La naissance du naturalisme européen, sous son aspect normatif et propositionnel, peut être située au milieu du XVIIe siècle. Par la suite le XVIIIe siècle connait une véritable mutation épistémologique. Dans une vision typiquement occidentale de la Nature, on assiste au "Grand Partage", "The Great Divide", division entre l'esprit scientifique et pré-scientifique, séparation de la nature et de la culture, mentionné par l'anthropologue Philippe Descola (Par-delà nature et culture). Ce découpage de la nature, cette taxinomie généralisée du monde, correspond bien à ce que décrit Michel Foucault dans "les mots et les choses" :

« Le monde à la fois indéfini et fermé, plein et tautologique, de la ressemblance se trouve dissocié et comme ouvert en son milieu; sur un bord, on trouvera les signes devenus instruments de l'analyse, marques de l'identité et de la différence, principes de la mise en ordre, clefs pour une taxinomie; et sur l'autre, la ressemblance empirique et murmurante des choses, cette similitude sourde qui au-dessous de la pensée fournit la matière infinie des partages et des distributions. D'un côté, la théorie générale des signes, des divisions et des classements; de l'autre le problème des ressemblances immédiates, du mouvement spontané de l'imagination, des répétitions de la nature. Entre les deux, les savoirs nouveaux qui trouvent leur espace en cette distance ouverte. »

Les montagnes n'échapperont pas à ces principes de classification systématique.

Introduction

Tout comme les limites, la division interne de l'arc alpin, quel que soit le critère choisi, est un vieux problème dans la description du champ de la systématisation des Alpes et souvent traité de façon très différente en fonction des divers auteurs ainsi que de chaque nation alpine.
De nombreux géographes ont mis en évidence la question épineuse de la définition des Alpes aussi bien que de leurs limites. On ne peut qu'être en accord avec le géographe Werner Bätzing qui souligne qu'« il n'existe pas de définition unique et infaillible des Alpes...» et ajoute «...même la question de la subdivision interne n'est pas résolue de manière consensuelle ». Ce constat est valable pour toutes les chaînes de montagnes.

Le but de cette étude est de confronter les concepts multiples et les nuances existantes en se plaçant dans une perspective historique (système et méthode ou non).
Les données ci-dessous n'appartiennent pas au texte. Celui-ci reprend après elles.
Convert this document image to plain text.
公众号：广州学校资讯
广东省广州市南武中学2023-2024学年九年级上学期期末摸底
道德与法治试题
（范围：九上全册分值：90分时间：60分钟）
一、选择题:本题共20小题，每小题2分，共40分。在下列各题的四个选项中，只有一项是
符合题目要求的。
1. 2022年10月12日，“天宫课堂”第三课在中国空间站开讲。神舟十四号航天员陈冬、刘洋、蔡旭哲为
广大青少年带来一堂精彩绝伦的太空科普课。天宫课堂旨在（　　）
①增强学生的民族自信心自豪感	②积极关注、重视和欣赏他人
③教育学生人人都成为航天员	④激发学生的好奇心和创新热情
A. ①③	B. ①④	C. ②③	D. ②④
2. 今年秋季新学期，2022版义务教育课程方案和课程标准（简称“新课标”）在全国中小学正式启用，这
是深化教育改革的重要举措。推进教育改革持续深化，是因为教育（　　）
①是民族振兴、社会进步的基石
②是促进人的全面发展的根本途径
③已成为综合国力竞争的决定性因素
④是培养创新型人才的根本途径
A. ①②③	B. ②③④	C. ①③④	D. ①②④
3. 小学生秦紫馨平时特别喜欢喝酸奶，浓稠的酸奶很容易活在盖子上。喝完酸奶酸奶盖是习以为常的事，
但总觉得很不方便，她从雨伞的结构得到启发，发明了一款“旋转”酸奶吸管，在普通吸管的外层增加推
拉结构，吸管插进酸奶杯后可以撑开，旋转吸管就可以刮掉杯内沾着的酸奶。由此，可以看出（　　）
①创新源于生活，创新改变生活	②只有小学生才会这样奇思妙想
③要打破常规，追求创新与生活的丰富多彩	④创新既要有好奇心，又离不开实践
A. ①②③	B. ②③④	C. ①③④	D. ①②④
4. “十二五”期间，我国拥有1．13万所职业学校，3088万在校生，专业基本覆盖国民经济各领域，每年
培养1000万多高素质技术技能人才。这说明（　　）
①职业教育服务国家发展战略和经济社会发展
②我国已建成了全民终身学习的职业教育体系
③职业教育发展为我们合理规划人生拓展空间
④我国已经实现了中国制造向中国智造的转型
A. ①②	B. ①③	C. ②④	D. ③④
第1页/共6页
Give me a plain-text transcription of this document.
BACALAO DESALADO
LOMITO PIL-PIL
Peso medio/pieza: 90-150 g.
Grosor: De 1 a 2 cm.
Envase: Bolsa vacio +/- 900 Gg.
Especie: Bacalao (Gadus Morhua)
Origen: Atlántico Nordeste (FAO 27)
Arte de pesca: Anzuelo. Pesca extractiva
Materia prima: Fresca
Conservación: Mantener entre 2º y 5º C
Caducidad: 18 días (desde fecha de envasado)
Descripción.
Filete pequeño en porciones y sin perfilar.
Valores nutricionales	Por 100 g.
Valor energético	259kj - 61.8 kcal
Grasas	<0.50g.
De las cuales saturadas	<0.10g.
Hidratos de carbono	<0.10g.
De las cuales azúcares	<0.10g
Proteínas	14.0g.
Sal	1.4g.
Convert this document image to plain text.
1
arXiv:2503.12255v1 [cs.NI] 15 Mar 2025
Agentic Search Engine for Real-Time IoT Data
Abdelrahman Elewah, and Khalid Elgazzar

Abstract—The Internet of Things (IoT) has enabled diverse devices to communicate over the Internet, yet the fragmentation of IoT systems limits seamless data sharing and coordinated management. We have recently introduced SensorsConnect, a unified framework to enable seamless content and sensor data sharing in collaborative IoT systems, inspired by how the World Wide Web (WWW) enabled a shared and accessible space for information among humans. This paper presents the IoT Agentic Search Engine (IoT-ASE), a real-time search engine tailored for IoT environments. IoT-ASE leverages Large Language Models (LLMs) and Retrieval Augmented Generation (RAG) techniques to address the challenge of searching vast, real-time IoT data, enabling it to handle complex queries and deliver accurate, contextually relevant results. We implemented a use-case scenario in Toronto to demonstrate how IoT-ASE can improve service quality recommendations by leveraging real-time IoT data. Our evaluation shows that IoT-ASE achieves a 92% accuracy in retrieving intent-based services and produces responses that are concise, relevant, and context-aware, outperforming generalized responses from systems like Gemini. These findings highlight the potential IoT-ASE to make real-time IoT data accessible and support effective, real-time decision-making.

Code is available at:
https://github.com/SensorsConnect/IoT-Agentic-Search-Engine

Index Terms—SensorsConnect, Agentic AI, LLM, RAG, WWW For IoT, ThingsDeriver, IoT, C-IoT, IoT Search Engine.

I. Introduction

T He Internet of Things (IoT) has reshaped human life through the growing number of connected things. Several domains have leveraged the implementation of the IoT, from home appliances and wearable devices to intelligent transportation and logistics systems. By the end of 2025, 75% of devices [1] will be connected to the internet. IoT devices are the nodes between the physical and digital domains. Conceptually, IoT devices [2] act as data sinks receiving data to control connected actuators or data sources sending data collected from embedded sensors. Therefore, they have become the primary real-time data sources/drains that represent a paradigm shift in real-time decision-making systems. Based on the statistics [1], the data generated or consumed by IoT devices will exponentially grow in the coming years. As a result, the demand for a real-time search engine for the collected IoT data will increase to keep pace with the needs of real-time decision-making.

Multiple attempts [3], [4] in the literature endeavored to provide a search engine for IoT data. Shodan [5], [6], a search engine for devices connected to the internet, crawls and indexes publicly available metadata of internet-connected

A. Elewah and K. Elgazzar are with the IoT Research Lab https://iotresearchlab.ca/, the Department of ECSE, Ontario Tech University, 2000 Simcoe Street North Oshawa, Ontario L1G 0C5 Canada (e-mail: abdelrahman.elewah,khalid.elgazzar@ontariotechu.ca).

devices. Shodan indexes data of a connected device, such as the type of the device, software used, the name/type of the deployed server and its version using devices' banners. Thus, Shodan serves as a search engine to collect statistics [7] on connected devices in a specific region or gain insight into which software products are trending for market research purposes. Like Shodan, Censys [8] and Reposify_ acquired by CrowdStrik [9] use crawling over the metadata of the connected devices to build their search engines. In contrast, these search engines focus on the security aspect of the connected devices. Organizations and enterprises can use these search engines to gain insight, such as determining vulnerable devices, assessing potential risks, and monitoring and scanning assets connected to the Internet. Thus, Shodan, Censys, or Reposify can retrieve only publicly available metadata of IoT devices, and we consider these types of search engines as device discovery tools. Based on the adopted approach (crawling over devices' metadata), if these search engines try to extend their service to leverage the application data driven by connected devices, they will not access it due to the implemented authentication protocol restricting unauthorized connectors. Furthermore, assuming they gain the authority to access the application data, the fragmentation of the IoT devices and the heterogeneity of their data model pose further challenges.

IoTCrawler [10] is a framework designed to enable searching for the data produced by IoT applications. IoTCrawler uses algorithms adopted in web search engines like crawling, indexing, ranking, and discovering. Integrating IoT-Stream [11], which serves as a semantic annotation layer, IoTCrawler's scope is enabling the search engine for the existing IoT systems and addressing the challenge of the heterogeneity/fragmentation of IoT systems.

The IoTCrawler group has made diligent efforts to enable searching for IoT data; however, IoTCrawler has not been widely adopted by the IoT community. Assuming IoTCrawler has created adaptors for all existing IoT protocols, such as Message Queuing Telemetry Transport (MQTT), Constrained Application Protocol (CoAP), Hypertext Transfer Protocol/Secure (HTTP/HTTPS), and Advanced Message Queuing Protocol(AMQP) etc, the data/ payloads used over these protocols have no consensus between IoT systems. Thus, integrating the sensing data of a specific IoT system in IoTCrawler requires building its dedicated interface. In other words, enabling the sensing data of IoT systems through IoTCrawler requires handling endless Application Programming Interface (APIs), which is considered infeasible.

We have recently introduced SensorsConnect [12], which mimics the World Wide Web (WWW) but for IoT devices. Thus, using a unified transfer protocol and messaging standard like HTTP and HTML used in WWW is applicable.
Dans notre cas, ce travail de nomenclature correspond à une objectivation de l'espace alpin. Mais il est intéressant de noter qu'aujourd'hui, une description systématique de la chaîne, massif par massif, n'est pas un exercice obligé dans les synthèses dédiées aux Alpes comme celles de Paul Guichonnet, Paul Messerli, Werner Bätzing ou Rémy Knafou.

Bien qu'une grande partie de ces subdivisions soient orographiques, certaines prennent en considération d'autres critères comme les limites administratives, géologiques, biogéographiques, écologiques ou encore se caractérisent par des régions naturelles incluant le climat, la végétation, l'hydrographie, la géomorphologie avec des caractéristiques anthropogéographiques.
En ce qui concerne l'orographie, à l'heure actuelle, il n'existe pas de normes pour classer les massifs du système alpin. Si l'on cherche à créer une standardisation, on peut certainement trouver de nombreux éléments communs dans les différentes subdivisions présentées dans cette rubrique, mais la citation du géographe-cartographe Eduard Imhof, donnant son avis sur les limites géographiques entre Préalpes suisses et plateau suisse, « Chaque subdivision orographique, tout en obtenant l'approbation de certains géographes, est normalement contestée par d'autres » illustre parfaitement la difficulté de trouver un consensus.

Remarques sur les subdivisions orographiques

En général les principales subdivisions diffèrent sous trois aspects :

1. D’une part, l’examen des limites orographiques pures et d’autre part, les limites orographiques et géologiques mixtes.
2. L’utilisation d'un procédé défini, d’une méthode spécifique, en particulier Strzygowski, Mang, NRS et Mattmüller, ou sans méthode.
3. Le principe de deux ou trois sections principales (Alpes occidentales et orientales ou bien, Alpes occidentales, centrales et orientales), dans le cas de subdivisions confuses.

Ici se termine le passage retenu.